Installing this plugin is quite simple using vim-plug:

  1. Add Plug 'junegunn/vim-emoji' to your vim-plug plugins in your .vimrc, source the file (:so <path-to-your-vimrc>), and run the installation command (:PlugInstall).
  2. Set the user completion function in your .vimrc as follows, making sure to declare it after the vim-plug plugins block:

    set completefunc=emoji#complete
  3. Source your .vimrc again.

Once installed, all you need to do to complete emoji aliases is to access the completefunction using <C-X> to access completion mode and then <C-U> to use the custom completion function that you just set.

vim-emoji usage

Notice that if you want to use something else for user completion (<C-X><C-U>), you’ll need to write a tiny function that wraps emoji#complete and the extra logic that you want to use. Fortunately, writing this function is easy and the plugin’s author explains how to do this in great detail in this post.

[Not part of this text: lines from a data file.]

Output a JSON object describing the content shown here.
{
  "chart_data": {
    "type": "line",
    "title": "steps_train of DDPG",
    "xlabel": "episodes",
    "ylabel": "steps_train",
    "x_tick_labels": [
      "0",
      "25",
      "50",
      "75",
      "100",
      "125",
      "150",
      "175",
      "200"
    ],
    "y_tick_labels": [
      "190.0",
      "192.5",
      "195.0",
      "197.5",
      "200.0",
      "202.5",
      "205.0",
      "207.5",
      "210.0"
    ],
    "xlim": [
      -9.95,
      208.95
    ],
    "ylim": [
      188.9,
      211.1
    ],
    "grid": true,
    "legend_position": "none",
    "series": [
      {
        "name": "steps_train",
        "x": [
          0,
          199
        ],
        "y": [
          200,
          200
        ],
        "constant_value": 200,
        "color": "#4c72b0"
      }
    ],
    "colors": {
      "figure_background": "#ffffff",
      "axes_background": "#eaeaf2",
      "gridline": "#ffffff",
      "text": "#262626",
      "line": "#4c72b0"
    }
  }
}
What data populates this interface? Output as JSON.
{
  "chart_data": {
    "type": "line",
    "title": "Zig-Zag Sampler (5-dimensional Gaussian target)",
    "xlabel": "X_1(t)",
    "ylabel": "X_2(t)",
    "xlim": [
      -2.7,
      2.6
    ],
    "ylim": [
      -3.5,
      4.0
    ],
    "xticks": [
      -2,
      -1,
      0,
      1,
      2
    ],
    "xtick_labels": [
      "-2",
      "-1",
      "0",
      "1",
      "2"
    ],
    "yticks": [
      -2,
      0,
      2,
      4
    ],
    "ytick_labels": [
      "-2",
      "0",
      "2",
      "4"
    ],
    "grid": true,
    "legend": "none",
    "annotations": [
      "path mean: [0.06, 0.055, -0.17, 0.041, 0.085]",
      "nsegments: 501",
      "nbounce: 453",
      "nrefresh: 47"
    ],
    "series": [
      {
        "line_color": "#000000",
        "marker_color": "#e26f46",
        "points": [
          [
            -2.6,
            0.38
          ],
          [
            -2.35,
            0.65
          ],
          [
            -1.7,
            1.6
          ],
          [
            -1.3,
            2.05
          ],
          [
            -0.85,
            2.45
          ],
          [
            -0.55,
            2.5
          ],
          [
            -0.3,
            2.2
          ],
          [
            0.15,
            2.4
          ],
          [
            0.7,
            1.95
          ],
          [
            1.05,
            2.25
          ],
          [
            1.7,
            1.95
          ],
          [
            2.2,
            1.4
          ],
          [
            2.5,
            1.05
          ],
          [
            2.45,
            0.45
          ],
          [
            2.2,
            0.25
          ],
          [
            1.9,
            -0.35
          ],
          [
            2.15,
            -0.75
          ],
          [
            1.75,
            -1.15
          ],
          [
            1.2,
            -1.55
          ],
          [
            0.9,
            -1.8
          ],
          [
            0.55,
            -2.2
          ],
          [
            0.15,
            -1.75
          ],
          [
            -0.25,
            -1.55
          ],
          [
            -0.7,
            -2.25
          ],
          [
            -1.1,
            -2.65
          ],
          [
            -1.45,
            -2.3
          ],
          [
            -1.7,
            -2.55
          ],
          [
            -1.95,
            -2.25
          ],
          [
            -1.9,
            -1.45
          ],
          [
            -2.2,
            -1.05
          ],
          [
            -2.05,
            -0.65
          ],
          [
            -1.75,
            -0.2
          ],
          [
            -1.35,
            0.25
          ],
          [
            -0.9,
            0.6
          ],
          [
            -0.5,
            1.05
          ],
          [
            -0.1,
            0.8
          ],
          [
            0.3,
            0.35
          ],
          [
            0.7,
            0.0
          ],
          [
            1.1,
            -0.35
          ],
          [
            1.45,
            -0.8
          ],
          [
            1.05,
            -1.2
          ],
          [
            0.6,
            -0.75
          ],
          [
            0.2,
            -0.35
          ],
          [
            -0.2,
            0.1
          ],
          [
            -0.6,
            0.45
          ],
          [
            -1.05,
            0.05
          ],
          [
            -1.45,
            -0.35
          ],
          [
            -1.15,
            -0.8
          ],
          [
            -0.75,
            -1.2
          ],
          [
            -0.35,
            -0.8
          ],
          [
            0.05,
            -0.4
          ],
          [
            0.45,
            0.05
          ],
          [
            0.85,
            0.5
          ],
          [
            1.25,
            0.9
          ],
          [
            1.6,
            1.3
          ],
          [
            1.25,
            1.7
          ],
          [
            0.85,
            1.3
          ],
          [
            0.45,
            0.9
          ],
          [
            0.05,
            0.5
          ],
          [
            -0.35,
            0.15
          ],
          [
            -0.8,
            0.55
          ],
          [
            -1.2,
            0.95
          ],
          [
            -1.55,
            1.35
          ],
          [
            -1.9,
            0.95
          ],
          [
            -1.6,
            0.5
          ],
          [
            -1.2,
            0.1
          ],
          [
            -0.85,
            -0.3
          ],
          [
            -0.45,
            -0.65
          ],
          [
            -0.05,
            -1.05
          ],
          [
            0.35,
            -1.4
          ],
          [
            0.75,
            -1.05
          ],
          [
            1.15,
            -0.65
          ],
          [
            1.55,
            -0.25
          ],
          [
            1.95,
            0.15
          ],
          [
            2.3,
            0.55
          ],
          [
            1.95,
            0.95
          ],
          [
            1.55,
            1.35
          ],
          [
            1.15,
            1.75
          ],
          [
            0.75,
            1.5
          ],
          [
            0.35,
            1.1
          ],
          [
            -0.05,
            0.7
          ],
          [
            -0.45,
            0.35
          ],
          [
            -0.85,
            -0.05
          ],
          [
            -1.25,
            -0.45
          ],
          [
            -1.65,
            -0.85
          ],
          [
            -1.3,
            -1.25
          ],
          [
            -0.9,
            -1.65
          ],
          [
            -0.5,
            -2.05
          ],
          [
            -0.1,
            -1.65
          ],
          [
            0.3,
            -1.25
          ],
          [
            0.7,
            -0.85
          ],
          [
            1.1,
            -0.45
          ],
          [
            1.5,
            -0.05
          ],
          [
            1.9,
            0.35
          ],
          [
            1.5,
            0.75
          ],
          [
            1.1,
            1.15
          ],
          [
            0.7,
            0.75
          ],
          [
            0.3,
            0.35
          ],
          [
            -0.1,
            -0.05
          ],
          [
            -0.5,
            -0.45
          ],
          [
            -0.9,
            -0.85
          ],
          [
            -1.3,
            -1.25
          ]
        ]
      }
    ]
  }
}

If you insert your emojis using aliases, but then you realize that your text renderer doesn’t convert the aliases into images or if you just change your mind and want to have the characters instead of the aliases, you can use this substitution to turn all emoji aliases into emoji characters:

%s/:\([^:]\+\):/\=emoji#for(submatch(1), submatch(0))/g

A Plugin that Completes the Alias and Renders the Emoji Character

If you’re looking for an option that renders the actual emoji character instead of just the alias, gi1242’s vim-emoji-ab can give you the behavior that you want.

Installation and Setup

You can install and set up this plugin using vim-plug as follows:

  1. Add Plug to the list of plugins in your .vimrc and source the file.
  2. Run :PlugInstall.
  3. Run :runtime macros/emoji-ab.vim if you only want to use the emoji completion in your current Vim session, or add it to your .vimrc if you want to have it available whenever you open a particular file type with Vim:

    au FileType {filetypes} runtime macros/emoji-ab.vim

If you decide to enable this type of emoji completion modifying your .vimrc, keep in mind that:

  • You can find more information about valid filetype slugs using :h filetypes. Some common values that may be handy for you are: html, markdown, text, and gitcommit.
  • This plugin sets the omni completion function (the one used for <C-V><C-O>), so make sure that the filetypes that you choose don’t have another omnifunction set for them.
  • Remember to source .vimrc after every change.


As mentioned above, this plugin makes use of the omnifunc, so if you want to insert an emoji, all you need to do is to start typing the alias, then hit <C-X> to enter completion mode, then <C-O> for omni completion and finally just select the option that you want.

vim-emoji-ab usage with abbreviations

As a bonus, this plugin also allows you to convert common text smileys into their emoji equivalent either using Vim digraphs or abbreviations. The full list of emojis available through this method can be found in the official documentation.

vim-emoji-ab usage with digraphs


Inserting emojis in Vim is easy, all you need to do is to pick the approach that better suits you, and you’ll be able to use as many emojis as you want when writing using Vim.